Occupied Ukrainian regions push votes to join Russia in wake of counteroffensives - NBC News

The swift developments come just a week after Ukraine successfully reclaimed swaths of territory in the northeastern Kharkiv province, in what many observers said could be a decisive shift after more than six months of grinding war that has exposed Russian military vulnerability and provoked criticism from even fervent Kremlin supporters back home.

Kyiv has been boosted by Western-supplied weapons, including long-range rocket systems supplied by the U.S., leading voices on Russian state media to argue that the country is fighting not just Ukraine but NATO as well.

Putin has so far resisted calls from nationalist voices and pro-military bloggers for general mobilization, a move that could boost his ailing forces but may prove unpopular with the Russian public and come across as an admission that his campaign in Ukraine is failing. 

One of the Kremlin's most hawkish figures, former President Dmitry Medvedev, said Monday that holding the referendums is "of great importance," while signaling that absorbing the Donbas provinces would make encroaching on them equivalent to striking Russia, raising the risk of further escalation if Ukrainian troops continue to advance in the area.

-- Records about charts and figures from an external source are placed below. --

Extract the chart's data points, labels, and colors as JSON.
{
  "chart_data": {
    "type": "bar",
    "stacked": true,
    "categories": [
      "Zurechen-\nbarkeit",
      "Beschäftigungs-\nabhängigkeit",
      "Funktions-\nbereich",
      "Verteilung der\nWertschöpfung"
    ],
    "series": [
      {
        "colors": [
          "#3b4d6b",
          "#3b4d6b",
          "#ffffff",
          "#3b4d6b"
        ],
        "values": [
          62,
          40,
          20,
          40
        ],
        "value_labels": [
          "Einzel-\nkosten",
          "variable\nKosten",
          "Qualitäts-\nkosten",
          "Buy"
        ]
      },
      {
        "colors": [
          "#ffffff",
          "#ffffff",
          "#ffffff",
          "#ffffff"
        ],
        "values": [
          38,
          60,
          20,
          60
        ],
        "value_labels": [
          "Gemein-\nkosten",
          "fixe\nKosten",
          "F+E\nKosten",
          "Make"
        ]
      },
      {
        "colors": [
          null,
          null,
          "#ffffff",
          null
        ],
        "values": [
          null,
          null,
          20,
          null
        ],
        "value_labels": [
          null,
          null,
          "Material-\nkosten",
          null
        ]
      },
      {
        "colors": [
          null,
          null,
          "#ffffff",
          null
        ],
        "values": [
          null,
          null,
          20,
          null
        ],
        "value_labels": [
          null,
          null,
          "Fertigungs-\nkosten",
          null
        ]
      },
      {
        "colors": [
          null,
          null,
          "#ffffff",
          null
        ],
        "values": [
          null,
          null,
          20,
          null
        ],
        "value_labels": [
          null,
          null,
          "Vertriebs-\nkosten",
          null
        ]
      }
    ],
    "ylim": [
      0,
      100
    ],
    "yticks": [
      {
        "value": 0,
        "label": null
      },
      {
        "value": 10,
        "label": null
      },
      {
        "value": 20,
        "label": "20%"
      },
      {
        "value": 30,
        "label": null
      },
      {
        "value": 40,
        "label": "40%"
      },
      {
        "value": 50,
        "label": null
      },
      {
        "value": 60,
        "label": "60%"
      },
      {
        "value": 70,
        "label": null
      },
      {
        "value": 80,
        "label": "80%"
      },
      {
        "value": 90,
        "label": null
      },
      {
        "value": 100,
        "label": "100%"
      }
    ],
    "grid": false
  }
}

"They want to make the territories Russian proper, so that then they can threaten with nuclear blackmail," Lutsevych of Chatham House said.

The editor-in-chief of the Kremlin-backed channel RT, Margarita Simonyan, who has been one of the most vocal proponents of the war, also invoked the idea of red lines, saying holding the referendums immediately and without delay was key.

"Today a referendum, tomorrow — recognition as part of the Russian Federation, the day after tomorrow — strikes on the territory of Russia become a full-fledged war between Ukraine and NATO with Russia, untying Russia's hands in all respects," she said in a post on Telegram. 

News of the planned referendums was condemned by Kyiv.

"Sham 'referendums' will not change anything," Foreign Minister Dmytro Kuleba said. "Ukraine has every right to liberate its territories and will keep liberating them whatever Russia has to say," he said in a tweet.

The head of President Volodymyr Zelenskyy's office, Andriy Yermak, said the referendums are part of Russia's "naïve blackmail."

"This is what the fear of defeat looks like," Yermak wrote in a post on the Telegram messaging app.